Dr. Alexander Becherer, Nuklearmediziner am LKH Feldkirch

Generell muss festgehalten werden, dass die lokalen Folgen einer Reaktorhavarie nicht nur vom Ausmaß des Schadens abhängen, sondern auch von der Wetterlage. Am Beispiel Tschernobyl sahen wir, dass die ukrainische Hauptstadt Kiew praktisch keinen Fallout hatte, weil eine Südströmung vorherrschte – der havarierte Reaktor steht 110 Kilometer (Luftlinie) nördlich von Kiew. Hingegen bekamen weiter entfernt gelegene Ortschaften beträchtliche Strahlendosen ab.
Für einen Reaktorunfall gibt es Empfehlungen der WHO (Weltgesundheitsorganisation)und des ICRP (Internationales Strahlenschutzkomitee), einen österreichischen, einen deutschen, einen Schweizer Aktionsplan, usw. Alle haben einen Eskalationskatalog, der je nach zu erwartender Strahlendosis, die in der Einheit Sievert (Sv) gemessen wird, den Grad der Schutzmaßnahmen erhöht. Diese reichen von Verbleib in Gebäuden für Tage über eine vorübergehende Evakuierung bis hin zu vorübergehenden oder permanenten Umsiedelungen. Zudem gibt es die Schilddrüsenblockade mit inaktivem Jod.

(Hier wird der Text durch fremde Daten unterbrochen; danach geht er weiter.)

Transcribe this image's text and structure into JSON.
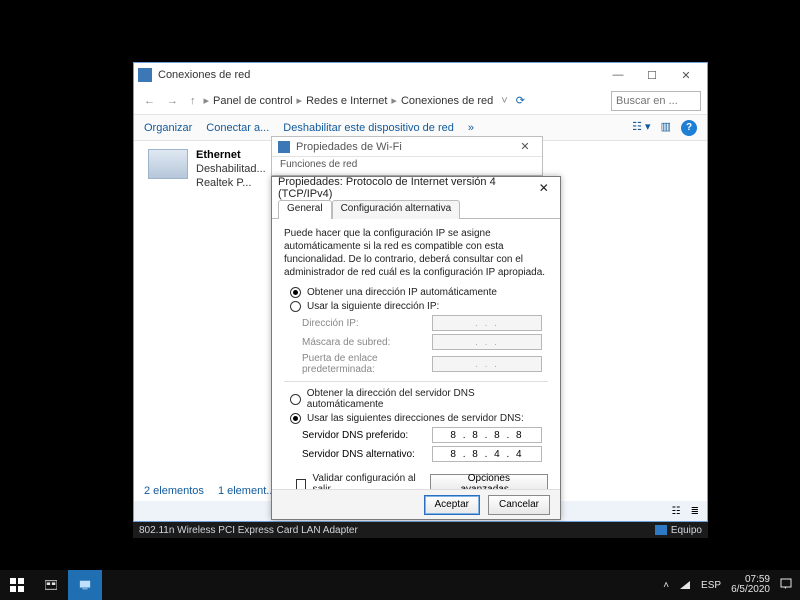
{
  "cp": {
    "title": "Conexiones de red",
    "crumbs": [
      "Panel de control",
      "Redes e Internet",
      "Conexiones de red"
    ],
    "search_placeholder": "Buscar en ...",
    "toolbar": {
      "organize": "Organizar",
      "connect": "Conectar a...",
      "disable": "Deshabilitar este dispositivo de red",
      "more": "»"
    },
    "adapter": {
      "name": "Ethernet",
      "status": "Deshabilitad...",
      "device": "Realtek P..."
    },
    "status_left": "2 elementos",
    "status_right": "1 element..."
  },
  "wifi": {
    "title": "Propiedades de Wi-Fi",
    "subtitle": "Funciones de red"
  },
  "dlg": {
    "title": "Propiedades: Protocolo de Internet versión 4 (TCP/IPv4)",
    "tabs": {
      "general": "General",
      "alt": "Configuración alternativa"
    },
    "desc": "Puede hacer que la configuración IP se asigne automáticamente si la red es compatible con esta funcionalidad. De lo contrario, deberá consultar con el administrador de red cuál es la configuración IP apropiada.",
    "ip_auto": "Obtener una dirección IP automáticamente",
    "ip_manual": "Usar la siguiente dirección IP:",
    "ip_fields": {
      "addr": "Dirección IP:",
      "mask": "Máscara de subred:",
      "gw": "Puerta de enlace predeterminada:"
    },
    "dns_auto": "Obtener la dirección del servidor DNS automáticamente",
    "dns_manual": "Usar las siguientes direcciones de servidor DNS:",
    "dns_pref_label": "Servidor DNS preferido:",
    "dns_pref_value": "8 . 8 . 8 . 8",
    "dns_alt_label": "Servidor DNS alternativo:",
    "dns_alt_value": "8 . 8 . 4 . 4",
    "validate": "Validar configuración al salir",
    "advanced": "Opciones avanzadas...",
    "ok": "Aceptar",
    "cancel": "Cancelar"
  },
  "device_strip": {
    "text": "802.11n Wireless PCI Express Card LAN Adapter",
    "equipo": "Equipo"
  },
  "taskbar": {
    "lang": "ESP",
    "time": "07:59",
    "date": "6/5/2020"
  }
}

Ich gehe davon aus, dass ich die Nachricht von einer Reaktorhavarie zugleich mit der anderen Bevölkerung des Landes erhalte, nämlich aus den Medien. Dafür gibt es einen nationalen Aktionsplan. Ich selbst würde so breit ich kann informieren, unter anderem, dass man das Radio eingeschaltet lassen und sich an die Maßnahmen halten soll, die über den Rundfunk verlautbart werden.

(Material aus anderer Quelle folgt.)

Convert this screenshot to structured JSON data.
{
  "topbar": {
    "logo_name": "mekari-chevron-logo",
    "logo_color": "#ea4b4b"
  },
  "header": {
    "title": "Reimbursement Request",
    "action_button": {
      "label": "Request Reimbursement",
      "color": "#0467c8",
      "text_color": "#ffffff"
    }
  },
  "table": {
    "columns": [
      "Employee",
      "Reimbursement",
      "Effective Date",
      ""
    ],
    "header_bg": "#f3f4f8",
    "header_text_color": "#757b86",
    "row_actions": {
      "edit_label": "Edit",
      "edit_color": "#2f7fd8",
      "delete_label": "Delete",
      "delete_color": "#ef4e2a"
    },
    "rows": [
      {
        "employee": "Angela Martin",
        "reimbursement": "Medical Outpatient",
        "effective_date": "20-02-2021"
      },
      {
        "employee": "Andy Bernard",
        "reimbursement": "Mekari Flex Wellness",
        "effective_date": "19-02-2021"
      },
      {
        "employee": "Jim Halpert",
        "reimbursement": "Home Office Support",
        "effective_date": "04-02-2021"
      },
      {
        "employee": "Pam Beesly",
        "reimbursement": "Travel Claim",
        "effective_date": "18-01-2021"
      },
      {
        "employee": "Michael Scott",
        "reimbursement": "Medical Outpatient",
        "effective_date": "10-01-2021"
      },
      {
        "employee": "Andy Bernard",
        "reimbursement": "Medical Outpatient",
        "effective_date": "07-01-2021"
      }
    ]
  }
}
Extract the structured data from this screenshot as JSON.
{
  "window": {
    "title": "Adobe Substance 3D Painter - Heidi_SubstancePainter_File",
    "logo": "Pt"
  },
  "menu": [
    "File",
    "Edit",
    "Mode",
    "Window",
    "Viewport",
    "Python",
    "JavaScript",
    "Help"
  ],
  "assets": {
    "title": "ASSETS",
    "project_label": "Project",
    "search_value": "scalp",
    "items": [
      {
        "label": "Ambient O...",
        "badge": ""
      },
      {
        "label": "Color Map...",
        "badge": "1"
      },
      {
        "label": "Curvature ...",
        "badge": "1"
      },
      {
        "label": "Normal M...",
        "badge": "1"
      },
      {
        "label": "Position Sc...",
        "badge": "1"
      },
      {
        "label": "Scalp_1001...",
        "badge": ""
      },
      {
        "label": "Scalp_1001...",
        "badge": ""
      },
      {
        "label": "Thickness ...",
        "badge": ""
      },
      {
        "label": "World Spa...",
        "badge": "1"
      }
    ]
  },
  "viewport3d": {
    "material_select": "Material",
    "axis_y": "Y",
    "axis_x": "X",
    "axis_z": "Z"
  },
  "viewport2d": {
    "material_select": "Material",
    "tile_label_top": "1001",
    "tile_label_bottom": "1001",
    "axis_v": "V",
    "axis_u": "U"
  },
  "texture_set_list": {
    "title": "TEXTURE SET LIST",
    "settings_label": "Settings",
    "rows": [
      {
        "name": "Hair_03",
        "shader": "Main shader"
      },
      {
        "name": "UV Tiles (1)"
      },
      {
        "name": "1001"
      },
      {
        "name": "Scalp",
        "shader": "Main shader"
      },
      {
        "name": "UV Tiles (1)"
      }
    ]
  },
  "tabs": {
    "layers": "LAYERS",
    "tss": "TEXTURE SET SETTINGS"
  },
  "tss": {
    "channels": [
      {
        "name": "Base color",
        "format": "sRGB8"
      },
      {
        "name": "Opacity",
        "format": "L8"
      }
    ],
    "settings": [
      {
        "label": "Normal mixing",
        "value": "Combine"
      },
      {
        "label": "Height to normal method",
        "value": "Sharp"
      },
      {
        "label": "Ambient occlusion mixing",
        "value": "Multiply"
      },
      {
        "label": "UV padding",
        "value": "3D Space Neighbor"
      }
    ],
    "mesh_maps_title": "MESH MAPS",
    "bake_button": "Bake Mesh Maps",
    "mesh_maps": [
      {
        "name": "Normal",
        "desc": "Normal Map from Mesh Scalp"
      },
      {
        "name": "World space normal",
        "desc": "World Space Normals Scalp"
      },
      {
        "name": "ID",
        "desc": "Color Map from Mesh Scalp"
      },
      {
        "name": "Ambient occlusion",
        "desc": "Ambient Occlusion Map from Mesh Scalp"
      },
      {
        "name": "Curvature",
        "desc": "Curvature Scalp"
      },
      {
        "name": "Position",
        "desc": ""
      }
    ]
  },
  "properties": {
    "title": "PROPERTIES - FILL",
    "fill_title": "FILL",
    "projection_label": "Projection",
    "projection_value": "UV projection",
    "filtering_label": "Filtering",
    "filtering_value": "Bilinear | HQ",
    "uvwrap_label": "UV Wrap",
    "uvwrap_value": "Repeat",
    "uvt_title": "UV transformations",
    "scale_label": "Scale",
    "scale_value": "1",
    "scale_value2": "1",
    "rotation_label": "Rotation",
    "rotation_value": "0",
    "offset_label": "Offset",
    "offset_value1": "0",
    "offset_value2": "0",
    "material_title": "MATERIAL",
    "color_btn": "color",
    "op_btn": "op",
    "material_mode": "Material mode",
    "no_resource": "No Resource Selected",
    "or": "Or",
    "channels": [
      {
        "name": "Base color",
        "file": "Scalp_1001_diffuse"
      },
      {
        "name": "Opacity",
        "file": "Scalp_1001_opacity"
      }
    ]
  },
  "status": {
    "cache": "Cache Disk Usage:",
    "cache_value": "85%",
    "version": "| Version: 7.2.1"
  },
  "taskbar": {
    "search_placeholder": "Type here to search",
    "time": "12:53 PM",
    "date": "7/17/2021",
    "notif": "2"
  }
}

Die beste Sofortmaßnahme ist, Fenster und Türen des Gebäudes, in dem man sich befindet, zu schließen und im geschlossenen Raum zu verweilen. Der Schutz im Gebäude wirkt als Strahlenschutz nach Freisetzung von radioaktivem Material in die Atmosphäre. Ich rate dringend ab, zu versuchen, „noch schnell nach Hause zu kommen“. Dieser Reflex ist zwar verständlich, aber genau deshalb würde auf den Straßen Chaos ausbrechen, und niemand könnte mehr „schnell nach Hause kommen“.

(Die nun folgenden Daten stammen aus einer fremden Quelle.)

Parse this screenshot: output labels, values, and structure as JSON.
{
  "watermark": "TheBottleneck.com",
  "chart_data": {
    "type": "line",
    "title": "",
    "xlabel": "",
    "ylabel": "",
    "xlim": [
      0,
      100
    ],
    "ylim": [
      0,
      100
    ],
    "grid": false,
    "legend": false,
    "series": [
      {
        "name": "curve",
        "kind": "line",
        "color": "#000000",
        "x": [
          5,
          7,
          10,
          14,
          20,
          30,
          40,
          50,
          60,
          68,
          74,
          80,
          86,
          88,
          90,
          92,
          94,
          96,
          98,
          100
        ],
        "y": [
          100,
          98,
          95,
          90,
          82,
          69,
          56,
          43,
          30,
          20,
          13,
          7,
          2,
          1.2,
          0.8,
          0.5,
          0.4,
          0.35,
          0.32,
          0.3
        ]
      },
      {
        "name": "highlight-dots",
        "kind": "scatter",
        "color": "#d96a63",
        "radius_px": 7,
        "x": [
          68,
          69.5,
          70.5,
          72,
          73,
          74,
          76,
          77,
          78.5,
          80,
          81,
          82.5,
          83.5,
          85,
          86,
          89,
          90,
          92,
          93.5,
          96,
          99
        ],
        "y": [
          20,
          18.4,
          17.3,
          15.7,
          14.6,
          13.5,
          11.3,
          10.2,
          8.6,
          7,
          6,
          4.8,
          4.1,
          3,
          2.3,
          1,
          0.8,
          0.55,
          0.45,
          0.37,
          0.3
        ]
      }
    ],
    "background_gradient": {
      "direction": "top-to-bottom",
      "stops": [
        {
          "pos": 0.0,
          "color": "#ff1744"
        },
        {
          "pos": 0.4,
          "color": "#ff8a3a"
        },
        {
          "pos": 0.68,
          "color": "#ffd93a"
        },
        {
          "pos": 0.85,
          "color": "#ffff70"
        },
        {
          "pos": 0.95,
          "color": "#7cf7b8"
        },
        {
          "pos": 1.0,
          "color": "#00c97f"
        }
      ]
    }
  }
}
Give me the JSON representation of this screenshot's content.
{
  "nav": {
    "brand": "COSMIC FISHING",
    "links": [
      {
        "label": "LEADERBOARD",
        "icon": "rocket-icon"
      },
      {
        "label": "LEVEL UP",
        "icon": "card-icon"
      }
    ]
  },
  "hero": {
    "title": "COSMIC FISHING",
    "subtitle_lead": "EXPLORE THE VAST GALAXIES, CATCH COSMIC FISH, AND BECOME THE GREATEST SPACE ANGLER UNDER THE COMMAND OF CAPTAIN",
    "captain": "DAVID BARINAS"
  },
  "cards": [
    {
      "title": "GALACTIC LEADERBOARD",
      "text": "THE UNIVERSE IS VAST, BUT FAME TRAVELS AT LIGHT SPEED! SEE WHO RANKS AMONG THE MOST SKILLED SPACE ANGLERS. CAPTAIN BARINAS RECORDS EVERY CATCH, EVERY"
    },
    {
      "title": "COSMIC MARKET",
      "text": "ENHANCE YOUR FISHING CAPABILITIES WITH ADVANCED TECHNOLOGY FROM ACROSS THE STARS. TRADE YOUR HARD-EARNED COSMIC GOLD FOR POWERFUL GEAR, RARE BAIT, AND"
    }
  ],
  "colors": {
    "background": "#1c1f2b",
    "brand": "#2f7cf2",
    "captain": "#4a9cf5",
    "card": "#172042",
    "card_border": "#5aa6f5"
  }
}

Die Versorgung mit Nahrung und im Bedarfsfall nicht kontaminiertem Wasser kann durch Einsatzkräfte gut von außen erfolgen. Die Einnahme von Kaliumjodid-Tabletten zum Schutz der Schilddrüse darf erst nach Verlautbarung durch die Behörden erfolgen. Die betroffenen Personengruppen sowie Dosis und Einnahmedauer würden bekannt gegeben. Durch unkontrollierte Einnahme kann mehr Schaden als Nutzen angerichtet werden.
Symptome einer akuten Strahlenerkrankung sind nach einer bei bereits wenigen Minuten entstehenden Belastung von etwa 1 Sv zu erwarten. Auch bei niedrigerer Dosis kann ein akutes Strahlensyndrom bemerkbar sein, wenn sie in sehr kurzer Zeit einwirkt. Das ist aber nur in unmittelbarer Nähe einer Strahlenquelle, also des beschädigten Reaktors, möglich. Beim Unfall in Fukushima wurde zwar bedeutende Radioaktivität freigesetzt, die Wolke zog aber mit der Luftströmung rasch aufs Meer hinaus und hat sich dort verteilt und verdünnt.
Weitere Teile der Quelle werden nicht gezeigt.